Chemical in weed killer increases risk of cancer
Posted at 12:10 AM, Feb 15, 2019
and last updated 2019-02-15 07:48:49-05

CAPE CORAL, Fla. — Glyphosate, a herbicide often used in weed killers, increases the cancer risk of those exposed to it by 41%, a new study says.

The University of Washington studied more than 54,000 people working as licensed pesticide applicators. Anyone with constant exposure to the chemical has a higher chance of getting Non-Hodgkin Lymphoma, cancer in the lymph nodes that attacks the immune system.

Palm City, a nursery in Cape Coral built in 2011, picks their weeds by hand to avoid using any chemicals. Tiffany Henson, a worker at the nursery, says weed killers and pesticides are harmful to people and the environment.

“Even the lightest of over-spray can get caught up by the wind and get onto other plants so that can kill it easy,” Henson said.

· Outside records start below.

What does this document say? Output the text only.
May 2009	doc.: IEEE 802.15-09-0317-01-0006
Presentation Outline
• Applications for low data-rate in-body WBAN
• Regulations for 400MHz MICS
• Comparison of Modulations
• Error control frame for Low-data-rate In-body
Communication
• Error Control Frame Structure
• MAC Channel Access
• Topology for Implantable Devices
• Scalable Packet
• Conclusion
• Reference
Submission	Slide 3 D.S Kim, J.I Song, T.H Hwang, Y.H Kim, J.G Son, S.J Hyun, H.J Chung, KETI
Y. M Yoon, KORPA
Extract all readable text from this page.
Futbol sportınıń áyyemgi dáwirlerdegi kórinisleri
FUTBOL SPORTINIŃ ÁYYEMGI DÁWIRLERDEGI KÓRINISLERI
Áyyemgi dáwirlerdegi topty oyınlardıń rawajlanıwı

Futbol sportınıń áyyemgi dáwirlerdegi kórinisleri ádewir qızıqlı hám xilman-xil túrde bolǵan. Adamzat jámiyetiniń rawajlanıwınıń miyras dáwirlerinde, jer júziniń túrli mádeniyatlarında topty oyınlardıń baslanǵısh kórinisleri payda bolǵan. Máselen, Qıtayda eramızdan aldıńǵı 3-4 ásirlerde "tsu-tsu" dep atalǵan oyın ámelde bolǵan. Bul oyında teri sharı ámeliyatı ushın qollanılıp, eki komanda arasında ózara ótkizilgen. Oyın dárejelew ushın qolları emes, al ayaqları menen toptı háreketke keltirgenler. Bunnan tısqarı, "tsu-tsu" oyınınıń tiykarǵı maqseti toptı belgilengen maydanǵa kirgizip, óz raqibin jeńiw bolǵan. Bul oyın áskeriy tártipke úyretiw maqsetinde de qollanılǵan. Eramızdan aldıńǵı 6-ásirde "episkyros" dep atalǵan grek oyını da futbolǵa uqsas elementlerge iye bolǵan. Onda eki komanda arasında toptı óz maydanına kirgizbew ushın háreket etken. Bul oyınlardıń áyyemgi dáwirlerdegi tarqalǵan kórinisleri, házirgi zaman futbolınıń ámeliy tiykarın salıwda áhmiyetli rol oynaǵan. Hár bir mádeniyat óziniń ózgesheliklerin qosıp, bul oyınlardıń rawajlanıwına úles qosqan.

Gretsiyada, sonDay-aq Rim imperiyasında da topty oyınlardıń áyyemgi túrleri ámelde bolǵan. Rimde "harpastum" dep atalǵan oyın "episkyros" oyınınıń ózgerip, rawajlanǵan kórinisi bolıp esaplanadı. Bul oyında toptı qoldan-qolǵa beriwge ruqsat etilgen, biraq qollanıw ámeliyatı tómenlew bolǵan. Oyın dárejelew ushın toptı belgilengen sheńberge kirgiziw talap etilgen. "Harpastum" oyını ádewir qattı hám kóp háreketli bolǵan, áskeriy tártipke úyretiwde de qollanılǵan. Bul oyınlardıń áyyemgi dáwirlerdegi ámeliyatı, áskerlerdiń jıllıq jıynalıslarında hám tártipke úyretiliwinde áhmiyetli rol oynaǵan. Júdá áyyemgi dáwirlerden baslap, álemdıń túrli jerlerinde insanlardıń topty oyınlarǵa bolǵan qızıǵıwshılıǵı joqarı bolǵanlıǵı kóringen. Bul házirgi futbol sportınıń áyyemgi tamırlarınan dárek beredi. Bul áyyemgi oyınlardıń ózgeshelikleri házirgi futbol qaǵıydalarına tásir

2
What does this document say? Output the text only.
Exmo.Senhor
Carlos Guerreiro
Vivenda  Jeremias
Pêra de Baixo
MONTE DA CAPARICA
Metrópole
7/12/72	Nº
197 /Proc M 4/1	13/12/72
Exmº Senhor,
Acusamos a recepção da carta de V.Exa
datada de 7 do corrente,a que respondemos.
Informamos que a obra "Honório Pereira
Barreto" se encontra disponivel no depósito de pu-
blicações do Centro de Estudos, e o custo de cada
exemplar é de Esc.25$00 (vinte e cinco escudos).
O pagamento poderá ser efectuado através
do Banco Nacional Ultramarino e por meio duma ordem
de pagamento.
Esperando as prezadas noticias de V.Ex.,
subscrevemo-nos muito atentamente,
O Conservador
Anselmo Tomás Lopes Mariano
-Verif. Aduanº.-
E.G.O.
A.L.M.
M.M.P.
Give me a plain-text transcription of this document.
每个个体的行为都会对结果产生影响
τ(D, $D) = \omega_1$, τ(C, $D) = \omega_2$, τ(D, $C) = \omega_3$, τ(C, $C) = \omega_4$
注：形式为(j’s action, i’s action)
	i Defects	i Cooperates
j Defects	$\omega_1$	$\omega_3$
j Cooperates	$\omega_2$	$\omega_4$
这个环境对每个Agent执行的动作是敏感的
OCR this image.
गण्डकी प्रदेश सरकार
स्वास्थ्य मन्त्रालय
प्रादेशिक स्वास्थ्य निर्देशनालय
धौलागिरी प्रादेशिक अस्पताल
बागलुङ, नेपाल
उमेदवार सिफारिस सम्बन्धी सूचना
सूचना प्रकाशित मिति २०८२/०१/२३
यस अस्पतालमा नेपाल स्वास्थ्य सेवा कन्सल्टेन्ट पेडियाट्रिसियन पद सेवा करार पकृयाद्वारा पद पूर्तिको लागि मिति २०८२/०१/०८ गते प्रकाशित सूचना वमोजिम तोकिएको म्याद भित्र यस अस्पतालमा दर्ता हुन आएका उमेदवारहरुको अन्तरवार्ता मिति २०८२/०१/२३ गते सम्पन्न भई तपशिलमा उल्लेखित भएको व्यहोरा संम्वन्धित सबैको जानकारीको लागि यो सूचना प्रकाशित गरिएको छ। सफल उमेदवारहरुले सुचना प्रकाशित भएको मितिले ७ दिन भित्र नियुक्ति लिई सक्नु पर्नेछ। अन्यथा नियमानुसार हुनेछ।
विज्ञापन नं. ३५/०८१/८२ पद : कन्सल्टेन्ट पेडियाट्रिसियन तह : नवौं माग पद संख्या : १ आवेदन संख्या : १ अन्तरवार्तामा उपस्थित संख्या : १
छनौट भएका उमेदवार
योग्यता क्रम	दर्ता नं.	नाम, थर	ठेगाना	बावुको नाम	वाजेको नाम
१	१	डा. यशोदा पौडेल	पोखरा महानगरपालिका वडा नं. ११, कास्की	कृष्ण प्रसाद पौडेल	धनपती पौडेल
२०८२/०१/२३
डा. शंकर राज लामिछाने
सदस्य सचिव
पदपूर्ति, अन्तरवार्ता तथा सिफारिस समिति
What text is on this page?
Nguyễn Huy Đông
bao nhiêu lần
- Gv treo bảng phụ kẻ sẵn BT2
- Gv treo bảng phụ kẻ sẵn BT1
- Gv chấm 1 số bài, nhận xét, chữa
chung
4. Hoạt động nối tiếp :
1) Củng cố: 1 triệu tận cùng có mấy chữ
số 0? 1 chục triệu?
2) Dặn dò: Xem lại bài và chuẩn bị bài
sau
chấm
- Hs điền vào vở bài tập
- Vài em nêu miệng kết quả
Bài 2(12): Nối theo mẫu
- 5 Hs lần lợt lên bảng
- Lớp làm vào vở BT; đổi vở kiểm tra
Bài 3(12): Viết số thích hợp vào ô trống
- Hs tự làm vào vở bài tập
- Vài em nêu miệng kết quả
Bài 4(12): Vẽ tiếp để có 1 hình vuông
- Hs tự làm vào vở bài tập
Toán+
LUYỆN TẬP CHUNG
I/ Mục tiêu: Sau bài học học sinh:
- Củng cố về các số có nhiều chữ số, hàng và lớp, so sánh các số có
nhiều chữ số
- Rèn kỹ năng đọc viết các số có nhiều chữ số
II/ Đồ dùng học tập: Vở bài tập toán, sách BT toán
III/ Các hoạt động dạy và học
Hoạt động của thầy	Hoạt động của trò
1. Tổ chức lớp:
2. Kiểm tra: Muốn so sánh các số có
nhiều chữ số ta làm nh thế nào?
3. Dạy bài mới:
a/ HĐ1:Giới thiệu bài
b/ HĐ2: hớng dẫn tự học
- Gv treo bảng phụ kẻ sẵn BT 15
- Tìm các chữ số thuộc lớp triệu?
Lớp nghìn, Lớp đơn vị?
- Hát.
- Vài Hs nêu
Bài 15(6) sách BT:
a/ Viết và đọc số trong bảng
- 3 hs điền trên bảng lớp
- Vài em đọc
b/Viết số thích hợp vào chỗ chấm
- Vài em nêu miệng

A former Southwest Florida resident, Michele Stevens, is suing Charlotte County, Monsanto (the creator of weed killer Roundup), and other companies for using Roundup near her residence, claiming the chemicals caused her to get sick.

Henson says people should be careful before buying a product without knowing what is in it.

“When you don’t know what you’re putting in your own lawn and you don’t know the science behind it… there’s always risks with it," Henson said.